Theresa May will not be asking the EU for a long delay when she formally requests that Brexit is postponed.
Downing Street said the PM shared the public’s “frustration” at Parliament’s “failure to take a decision”.
BBC assistant political editor Norman Smith said the delay would not be beyond the end of June.
A cabinet minister has told the BBC this would be the “wrong choice” and a “craven surrender to hardliners” within the Conservative Party.
Under current law, the UK will leave the EU – with or without a deal – in nine days.
The PM is due to send a letter requesting a delay to Brexit later, ahead of a EU summit on Thursday at which she will discuss the matter with fellow leaders.

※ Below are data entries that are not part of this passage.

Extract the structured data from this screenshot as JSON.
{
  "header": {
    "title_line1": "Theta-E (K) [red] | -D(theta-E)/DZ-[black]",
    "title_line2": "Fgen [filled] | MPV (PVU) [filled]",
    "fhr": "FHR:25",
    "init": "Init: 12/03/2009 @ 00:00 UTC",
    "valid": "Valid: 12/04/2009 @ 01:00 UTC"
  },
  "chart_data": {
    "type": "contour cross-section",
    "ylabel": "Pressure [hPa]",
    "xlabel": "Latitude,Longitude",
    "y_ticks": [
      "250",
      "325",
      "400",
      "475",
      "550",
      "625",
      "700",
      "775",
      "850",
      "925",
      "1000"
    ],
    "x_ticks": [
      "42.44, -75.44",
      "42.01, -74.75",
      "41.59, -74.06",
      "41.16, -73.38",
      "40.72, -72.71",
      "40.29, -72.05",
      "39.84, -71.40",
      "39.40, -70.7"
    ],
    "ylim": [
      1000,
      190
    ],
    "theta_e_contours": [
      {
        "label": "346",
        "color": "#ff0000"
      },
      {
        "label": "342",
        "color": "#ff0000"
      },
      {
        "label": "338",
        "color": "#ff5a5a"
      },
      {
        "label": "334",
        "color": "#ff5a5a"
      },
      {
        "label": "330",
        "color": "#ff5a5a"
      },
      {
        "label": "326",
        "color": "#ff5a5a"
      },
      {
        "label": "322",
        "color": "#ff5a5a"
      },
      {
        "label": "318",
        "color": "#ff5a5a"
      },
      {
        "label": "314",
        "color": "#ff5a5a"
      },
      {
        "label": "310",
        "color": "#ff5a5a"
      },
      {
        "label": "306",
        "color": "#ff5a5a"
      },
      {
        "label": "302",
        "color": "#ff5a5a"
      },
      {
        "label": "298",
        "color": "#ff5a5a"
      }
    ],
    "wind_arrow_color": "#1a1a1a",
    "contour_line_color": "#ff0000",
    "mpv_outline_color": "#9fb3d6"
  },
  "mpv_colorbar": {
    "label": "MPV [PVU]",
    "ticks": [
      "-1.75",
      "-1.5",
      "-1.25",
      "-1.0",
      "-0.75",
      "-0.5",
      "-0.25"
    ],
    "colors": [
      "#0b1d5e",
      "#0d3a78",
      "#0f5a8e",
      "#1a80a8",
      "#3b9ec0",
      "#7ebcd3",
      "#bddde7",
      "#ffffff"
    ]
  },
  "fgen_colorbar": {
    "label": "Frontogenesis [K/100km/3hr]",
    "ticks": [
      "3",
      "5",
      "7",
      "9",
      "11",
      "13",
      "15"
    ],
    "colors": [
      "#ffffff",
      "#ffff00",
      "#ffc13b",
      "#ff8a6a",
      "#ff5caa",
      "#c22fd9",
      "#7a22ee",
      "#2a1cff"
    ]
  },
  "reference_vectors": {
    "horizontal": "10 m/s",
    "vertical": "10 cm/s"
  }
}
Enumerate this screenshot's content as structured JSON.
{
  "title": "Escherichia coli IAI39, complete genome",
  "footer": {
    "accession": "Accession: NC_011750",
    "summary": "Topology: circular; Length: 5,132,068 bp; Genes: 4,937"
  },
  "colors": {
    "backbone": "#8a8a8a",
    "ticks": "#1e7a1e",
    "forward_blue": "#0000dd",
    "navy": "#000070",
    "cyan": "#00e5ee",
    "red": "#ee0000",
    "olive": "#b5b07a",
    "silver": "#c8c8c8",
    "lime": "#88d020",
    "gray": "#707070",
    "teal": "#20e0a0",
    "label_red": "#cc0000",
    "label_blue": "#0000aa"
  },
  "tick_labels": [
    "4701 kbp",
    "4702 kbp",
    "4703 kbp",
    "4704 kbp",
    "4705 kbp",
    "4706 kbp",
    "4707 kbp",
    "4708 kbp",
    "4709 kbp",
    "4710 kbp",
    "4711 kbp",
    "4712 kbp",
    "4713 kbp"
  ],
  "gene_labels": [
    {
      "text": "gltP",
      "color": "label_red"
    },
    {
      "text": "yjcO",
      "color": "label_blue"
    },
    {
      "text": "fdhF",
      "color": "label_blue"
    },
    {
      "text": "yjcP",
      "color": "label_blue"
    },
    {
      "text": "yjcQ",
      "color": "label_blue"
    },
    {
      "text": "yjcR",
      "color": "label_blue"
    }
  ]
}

Any delay will have to be agreed by all 27 EU member states and EU Brexit negotiator Michel Barnier has said the EU will not grant it without a “concrete plan” from the UK about what they would do with it.
When her letter to the EU actually emerges, the final wording will be key – will she rule out ever seeking a longer delay?
Will the text be clear that if Parliament fails to meet its second deadline then the PM will argue for leaving without a deal done? Ultimately, remember, the decision on the length and conditions attached is down to the EU, not the UK.
But as things stand, the prime minister seems to be ratcheting up the pressure for the next few weeks in the hope of pushing her deal through a reluctant Parliament, rather than accepting that the dilemma and level of disagreement is so profound, that a longer rethink might be what is required.
It comes after MPs rejected the withdrawal deal Mrs May has negotiated with the EU for a second time last week by 149 votes. They also voted in favour of ruling out leaving the EU without a deal, and in favour of extending the Brexit process.
The prime minister had hoped to have a third attempt at getting MPs to back her deal – but Speaker John Bercow effectively torpedoed that with his surprise intervention.
He said a third “meaningful vote” could not happen in the coming days if it was “substantially the same” motion.
Education Secretary Damian Hinds told the BBC that MPs had to “get on with” approving a Brexit deal – although he said another vote would not take place until ministers had “some confidence” of victory.
“You can’t keep on kicking the ball further and further down the street,” he told Radio 4’s Today. “You have to pick up and run with it.”
But an unnamed cabinet colleague told the BBC that asking for such a short delay was “weak, weak, weak”.
“This substantially increases the risk of no deal,” they said. “Her most craven surrender to the hardliners yet. She knows this is the wrong choice for the country but she’s putting her short term interests first.”